Initiation of a plume‐ridge interaction in the South Pacific recorded by high‐precision Pb isotopes along Hollister Ridge

Abstract

The southern Pacific Ocean offers the rare possibility to study a situation where a spreading ridge (the Pacific‐Antarctic Ridge (PAR)) migrates toward a fixed hot spot (the Louisville hot spot) (Small, 1995). Hollister Ridge is a 450 km long linear structure whose position, between the PAR axis and the most recent edifices of the Louisville hot spot trail, led some authors to suggest that the ridge is genetically related to the hot spot (Small, 1995; Wessel and Kroenke, 1997). Mapping and sampling of the ridge in 1996 revealed, however, that the contribution of the Louisville plume material to its mantle source is minor and suggested that it might be the result of intraplate deformation (Géli et al., 1998; Vlastélic et al., 1998).

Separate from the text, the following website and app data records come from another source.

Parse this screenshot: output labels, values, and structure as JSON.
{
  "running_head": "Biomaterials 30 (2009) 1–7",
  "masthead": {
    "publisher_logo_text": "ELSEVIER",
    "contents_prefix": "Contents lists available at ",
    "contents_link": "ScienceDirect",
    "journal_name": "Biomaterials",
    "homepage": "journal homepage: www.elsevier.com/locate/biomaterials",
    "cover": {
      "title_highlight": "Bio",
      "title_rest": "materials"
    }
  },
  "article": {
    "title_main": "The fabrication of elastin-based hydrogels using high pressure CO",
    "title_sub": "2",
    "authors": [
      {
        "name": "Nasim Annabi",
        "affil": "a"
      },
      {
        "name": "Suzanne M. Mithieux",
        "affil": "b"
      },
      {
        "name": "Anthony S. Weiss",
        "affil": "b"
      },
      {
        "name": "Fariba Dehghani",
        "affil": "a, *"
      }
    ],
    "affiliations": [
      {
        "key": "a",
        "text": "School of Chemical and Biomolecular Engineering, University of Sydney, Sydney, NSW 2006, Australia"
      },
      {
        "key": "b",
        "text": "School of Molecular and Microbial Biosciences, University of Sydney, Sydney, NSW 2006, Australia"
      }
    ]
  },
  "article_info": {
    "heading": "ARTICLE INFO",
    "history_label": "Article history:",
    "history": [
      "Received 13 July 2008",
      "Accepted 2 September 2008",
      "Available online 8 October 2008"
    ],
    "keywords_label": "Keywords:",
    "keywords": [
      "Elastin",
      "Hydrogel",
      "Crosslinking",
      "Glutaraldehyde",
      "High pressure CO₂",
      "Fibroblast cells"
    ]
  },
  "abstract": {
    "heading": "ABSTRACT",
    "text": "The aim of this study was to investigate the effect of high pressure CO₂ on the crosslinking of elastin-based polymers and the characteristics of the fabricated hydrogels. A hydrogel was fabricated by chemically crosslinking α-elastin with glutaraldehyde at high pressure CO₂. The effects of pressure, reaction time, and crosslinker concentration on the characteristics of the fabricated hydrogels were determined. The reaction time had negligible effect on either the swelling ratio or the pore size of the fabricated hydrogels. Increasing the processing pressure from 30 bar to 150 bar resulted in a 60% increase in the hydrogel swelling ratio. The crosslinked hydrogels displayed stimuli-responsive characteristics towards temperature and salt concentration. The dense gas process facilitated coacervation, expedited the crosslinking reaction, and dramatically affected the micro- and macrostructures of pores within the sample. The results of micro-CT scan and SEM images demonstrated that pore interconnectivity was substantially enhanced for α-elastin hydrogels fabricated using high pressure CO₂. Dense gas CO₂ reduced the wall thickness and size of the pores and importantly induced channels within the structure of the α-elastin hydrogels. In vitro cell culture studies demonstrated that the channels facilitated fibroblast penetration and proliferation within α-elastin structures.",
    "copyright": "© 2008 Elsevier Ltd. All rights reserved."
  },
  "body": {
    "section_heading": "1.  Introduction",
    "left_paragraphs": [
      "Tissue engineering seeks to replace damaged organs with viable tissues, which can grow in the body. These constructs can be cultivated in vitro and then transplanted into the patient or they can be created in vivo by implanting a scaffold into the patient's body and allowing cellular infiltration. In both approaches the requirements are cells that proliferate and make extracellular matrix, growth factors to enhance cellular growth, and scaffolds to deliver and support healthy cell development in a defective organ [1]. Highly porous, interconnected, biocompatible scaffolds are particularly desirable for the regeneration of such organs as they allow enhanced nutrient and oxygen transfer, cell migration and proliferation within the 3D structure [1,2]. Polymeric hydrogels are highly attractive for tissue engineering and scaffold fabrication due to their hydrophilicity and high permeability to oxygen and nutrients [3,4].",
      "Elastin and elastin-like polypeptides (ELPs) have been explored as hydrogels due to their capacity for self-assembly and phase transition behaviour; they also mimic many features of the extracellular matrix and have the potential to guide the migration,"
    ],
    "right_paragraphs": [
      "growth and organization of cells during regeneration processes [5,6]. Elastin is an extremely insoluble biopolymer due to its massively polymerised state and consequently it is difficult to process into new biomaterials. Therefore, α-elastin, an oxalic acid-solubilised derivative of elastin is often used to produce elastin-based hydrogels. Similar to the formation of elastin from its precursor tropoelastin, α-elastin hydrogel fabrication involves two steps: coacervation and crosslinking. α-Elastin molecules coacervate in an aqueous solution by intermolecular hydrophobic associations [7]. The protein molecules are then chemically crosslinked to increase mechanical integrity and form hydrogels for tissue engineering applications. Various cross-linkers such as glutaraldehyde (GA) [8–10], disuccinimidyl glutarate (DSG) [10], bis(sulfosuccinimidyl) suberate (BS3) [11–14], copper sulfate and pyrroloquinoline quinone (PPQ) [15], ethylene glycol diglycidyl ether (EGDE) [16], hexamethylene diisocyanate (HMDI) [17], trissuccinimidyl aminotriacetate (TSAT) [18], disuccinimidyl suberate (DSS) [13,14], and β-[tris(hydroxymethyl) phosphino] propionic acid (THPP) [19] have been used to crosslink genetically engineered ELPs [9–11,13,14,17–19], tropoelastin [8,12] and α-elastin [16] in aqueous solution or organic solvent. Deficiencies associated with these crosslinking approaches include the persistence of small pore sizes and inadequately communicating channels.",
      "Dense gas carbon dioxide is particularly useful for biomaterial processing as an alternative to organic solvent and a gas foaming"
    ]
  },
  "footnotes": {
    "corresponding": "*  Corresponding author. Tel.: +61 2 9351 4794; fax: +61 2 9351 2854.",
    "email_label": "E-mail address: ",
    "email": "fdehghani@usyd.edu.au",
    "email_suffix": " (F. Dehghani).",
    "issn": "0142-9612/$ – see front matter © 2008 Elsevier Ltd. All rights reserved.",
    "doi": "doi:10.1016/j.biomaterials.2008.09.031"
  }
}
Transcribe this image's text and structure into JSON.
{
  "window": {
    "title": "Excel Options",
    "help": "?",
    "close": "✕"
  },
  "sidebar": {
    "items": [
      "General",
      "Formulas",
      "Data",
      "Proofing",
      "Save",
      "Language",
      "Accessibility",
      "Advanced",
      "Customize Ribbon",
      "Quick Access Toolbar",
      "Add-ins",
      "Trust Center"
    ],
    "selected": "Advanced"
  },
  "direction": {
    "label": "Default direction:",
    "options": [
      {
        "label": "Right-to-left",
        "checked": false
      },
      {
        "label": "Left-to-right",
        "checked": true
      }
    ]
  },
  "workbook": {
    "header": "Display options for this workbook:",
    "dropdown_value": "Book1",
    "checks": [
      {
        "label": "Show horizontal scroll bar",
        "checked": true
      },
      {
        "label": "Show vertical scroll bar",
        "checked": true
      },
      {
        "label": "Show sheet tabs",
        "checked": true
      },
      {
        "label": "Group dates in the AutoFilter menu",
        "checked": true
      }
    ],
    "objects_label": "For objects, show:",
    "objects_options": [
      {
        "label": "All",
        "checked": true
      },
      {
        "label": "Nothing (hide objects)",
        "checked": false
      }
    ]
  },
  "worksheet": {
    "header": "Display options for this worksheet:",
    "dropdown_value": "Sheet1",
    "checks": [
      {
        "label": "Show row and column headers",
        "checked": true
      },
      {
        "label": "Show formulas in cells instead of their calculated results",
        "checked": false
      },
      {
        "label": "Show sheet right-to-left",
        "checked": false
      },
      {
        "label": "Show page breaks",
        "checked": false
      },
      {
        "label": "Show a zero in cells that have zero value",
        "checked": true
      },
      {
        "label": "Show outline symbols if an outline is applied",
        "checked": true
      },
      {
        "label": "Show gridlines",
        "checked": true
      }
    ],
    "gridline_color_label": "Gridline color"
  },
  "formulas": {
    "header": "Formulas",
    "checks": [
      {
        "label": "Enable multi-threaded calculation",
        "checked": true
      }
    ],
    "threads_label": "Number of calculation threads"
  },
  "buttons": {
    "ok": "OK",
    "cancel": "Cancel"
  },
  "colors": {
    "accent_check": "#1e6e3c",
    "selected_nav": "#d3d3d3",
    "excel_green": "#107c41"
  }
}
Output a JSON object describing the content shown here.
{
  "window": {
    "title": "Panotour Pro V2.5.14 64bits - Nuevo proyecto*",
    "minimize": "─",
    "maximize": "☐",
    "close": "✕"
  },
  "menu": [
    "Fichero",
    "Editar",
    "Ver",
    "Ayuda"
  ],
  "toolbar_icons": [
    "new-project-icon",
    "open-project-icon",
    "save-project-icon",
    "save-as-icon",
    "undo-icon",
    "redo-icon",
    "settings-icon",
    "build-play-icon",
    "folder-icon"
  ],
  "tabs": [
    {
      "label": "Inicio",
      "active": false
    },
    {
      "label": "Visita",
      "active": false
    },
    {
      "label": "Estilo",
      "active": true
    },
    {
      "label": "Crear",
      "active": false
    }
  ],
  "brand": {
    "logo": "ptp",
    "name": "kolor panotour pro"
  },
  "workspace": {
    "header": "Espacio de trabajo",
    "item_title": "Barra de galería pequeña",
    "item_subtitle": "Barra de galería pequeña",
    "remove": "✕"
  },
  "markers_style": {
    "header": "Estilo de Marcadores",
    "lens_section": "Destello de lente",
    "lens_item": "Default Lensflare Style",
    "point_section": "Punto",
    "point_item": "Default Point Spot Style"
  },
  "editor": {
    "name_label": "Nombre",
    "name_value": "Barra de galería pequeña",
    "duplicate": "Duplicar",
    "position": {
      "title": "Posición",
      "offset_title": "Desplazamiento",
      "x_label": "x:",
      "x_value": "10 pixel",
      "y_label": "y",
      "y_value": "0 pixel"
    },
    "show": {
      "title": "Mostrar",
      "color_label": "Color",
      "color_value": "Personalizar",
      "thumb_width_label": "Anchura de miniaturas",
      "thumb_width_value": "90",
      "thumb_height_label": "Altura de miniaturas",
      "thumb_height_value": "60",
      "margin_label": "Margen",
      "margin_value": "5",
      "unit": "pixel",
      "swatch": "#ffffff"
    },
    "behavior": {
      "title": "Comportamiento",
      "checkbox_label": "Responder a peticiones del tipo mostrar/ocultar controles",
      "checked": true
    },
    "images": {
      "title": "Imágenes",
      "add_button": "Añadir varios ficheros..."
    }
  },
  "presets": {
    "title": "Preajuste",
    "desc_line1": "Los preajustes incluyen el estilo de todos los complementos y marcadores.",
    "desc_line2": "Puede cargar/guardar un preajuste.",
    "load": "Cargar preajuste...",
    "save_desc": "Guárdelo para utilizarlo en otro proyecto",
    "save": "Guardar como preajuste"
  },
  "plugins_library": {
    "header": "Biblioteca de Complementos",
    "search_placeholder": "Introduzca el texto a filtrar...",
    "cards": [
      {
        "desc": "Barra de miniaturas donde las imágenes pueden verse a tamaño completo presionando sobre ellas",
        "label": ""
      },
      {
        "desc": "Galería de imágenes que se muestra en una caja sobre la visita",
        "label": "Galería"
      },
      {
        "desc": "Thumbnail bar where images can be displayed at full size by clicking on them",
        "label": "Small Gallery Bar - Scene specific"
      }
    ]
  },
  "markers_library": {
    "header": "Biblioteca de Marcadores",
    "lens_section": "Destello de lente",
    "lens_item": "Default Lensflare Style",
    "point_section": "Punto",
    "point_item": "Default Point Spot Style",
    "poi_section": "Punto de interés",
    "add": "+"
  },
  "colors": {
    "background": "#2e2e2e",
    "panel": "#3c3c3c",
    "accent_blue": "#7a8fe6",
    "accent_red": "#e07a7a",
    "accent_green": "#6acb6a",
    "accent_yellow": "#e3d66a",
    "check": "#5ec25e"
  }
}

We report new, highly precise Pb isotopic data from Hollister Ridge, which (1) confirm that the maximal contribution of the Louisville plume, in the centrally, volcanic active part of the ridge, probably does not exceed 20% (15 and 35% for lower and upper limits) and (2) reveal through time an increasing plume influence. The initiation of the Louisville plume involvement in the source of Hollister Ridge is estimated to have occurred between 1.04 and 0.77 Myr ago. It thus followed closely the most recent volcanic activity reported along the Louisville trail (1.11 Ma (Koppers et al., 2004)). This suggests that Hollister Ridge has recorded the dispersion of the Louisville plume as the spreading ridge approached the hot spot. Assuming that the Louisville hot spot is located near the youngest seamount dredged along the Louisville seamount chain, Hollister Ridge lies along the shortest path of pressure release connecting the hot spot to the spreading axis. This path involves, first, an abrupt upwelling across the Eltanin fault system and, subsequently, a more progressive migration toward the spreading axis. Because Hollister Ridge is older than 2.5 Ma, the structure might not be the consequence of the plume‐ridge flow. Instead, Hollister Ridge most likely emplaced through a lithospheric crack (Géli et al., 1998), which, subsequently, may have captured the plume‐ridge flow.